Ryan Adams. Bryan Adams. Yup, there's no two ways about it - they're similar names. They're not, however, very similar musicians - which led to a lot of angst in the early part of the former's career.

He's well-established as a musician these days, but back in 2002 Ryan Adams was still in the early-ish days of his career, having released the career-making 'Gold' the previous year.

He was also a lot more sensitive to heckling back then, as he famously kicked a heckler/wannabe comedian who insisted on continuously shouting for the Bryan Adams hit 'Summer of '69' at Nashville's Ryman Auditorium.

Now, he's explained what really happened in an entertaining op-ed for The New York Times.

“I finally had enough and piped up: “Who is it? Who is shouting? Tell me who it is!”," he wrote. "I asked the person to raise his hand so I could see him. He did not. Finally people pointed furiously to a seat not far from me in the front. I walked down the few wooden steps in front of the stage to the aisle where all the fingers pointed.

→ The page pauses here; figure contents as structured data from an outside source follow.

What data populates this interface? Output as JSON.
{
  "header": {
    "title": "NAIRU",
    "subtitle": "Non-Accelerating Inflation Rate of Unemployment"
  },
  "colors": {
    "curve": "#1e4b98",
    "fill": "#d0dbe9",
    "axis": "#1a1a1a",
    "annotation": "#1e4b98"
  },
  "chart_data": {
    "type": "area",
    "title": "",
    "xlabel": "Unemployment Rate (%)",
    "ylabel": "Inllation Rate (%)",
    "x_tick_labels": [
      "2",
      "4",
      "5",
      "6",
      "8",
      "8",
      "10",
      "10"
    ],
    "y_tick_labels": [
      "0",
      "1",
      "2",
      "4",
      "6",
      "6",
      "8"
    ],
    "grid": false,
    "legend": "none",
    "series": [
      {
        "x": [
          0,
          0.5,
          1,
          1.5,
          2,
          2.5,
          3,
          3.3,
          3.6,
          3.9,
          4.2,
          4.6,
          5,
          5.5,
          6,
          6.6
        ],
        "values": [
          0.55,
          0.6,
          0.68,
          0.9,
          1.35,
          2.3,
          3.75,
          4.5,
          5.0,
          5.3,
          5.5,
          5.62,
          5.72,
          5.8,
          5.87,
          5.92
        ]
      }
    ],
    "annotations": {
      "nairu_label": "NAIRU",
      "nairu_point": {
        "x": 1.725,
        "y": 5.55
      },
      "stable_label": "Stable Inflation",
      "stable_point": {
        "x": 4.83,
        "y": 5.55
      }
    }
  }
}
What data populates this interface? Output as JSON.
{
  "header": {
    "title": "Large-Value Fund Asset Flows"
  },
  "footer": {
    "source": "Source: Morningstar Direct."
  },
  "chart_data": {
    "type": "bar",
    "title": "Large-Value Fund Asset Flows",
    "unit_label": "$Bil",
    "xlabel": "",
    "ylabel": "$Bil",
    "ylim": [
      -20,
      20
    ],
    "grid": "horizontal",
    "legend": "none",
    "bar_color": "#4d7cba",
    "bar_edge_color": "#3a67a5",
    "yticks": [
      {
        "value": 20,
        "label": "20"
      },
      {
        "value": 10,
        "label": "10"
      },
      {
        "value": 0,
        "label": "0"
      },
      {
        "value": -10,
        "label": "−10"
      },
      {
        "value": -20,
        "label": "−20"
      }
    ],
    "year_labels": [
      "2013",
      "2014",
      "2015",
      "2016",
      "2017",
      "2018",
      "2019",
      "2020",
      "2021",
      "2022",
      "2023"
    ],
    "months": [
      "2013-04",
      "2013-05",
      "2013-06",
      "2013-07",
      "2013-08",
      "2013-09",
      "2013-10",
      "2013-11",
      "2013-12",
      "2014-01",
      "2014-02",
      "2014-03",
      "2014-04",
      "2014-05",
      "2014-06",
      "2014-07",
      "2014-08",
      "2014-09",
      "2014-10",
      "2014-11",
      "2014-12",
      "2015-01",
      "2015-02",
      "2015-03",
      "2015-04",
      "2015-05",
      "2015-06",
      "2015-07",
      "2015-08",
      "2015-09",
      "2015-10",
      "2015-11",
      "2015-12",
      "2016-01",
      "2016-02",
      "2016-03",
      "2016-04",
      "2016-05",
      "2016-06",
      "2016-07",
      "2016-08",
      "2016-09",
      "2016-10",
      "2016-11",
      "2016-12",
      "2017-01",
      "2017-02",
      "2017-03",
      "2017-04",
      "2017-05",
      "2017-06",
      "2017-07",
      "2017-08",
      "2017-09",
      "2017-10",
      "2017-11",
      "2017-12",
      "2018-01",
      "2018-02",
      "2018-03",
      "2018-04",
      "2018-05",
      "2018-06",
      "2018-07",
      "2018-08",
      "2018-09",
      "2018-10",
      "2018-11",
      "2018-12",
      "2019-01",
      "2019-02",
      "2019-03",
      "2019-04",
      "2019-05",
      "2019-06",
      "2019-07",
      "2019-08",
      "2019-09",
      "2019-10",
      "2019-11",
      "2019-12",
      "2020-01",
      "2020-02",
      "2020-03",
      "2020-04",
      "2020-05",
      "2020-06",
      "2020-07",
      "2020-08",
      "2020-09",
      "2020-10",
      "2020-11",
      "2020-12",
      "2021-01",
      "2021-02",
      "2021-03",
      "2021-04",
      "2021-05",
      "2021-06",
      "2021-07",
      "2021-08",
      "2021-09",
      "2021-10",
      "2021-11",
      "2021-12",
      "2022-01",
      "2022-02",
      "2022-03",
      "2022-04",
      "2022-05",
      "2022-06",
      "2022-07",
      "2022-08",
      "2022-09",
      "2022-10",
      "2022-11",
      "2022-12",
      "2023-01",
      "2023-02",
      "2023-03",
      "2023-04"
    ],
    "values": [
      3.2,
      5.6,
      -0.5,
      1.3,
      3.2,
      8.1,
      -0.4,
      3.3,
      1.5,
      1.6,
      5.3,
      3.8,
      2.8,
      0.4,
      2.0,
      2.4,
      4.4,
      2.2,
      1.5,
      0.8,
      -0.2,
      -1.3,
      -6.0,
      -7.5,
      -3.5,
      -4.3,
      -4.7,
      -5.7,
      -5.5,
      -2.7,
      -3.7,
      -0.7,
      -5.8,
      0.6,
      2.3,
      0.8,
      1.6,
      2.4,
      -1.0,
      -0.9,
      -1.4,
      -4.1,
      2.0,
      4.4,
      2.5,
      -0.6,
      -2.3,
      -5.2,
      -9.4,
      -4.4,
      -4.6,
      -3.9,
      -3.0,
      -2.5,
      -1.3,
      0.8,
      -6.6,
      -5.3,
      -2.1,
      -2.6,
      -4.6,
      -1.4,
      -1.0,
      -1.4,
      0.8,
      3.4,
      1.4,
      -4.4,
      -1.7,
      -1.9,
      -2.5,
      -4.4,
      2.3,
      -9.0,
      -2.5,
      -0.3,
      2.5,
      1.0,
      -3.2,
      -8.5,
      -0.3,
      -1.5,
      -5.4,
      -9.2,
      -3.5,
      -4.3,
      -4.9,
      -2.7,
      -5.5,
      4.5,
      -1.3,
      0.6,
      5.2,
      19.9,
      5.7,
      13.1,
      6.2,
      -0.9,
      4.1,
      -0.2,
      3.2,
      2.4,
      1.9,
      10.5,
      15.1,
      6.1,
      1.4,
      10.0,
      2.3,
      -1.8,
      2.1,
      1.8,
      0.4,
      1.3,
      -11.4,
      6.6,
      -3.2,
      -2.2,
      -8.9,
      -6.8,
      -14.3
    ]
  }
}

By the time I got there, I was so angry. I felt humiliated, but what else could be done? Either way I had lost something. Unlike a more seasoned comic or musician, I didn’t have the experience to ignore a situation like this, or to use wit to turn it around. I felt a kind of disappointment and disillusionment that I had never known — and it was in front of a thousand-plus people.”

After walking down the stage to confront the heckler, he said "Hey man, if you were trying to ruin the show you succeeded, but I need to try and finish this — it’s my job.’ I pulled out two $20 bills and said: ‘Here is your money, please take a taxi and leave here. Go home and take an aspirin. Please. Leave.’

"I walked back to the stage," he continued. "People applauded. The fourth wall was destroyed in the worst possible way. But this moment, where I decided to do what the security and the people around him would not, felt genuine. It is what I would have done if I were in the audience.”

To his credit, Adams has mellowed over the years and learned to take the heckling less personally - even covering 'Summer of '69' at the same venue in 2015.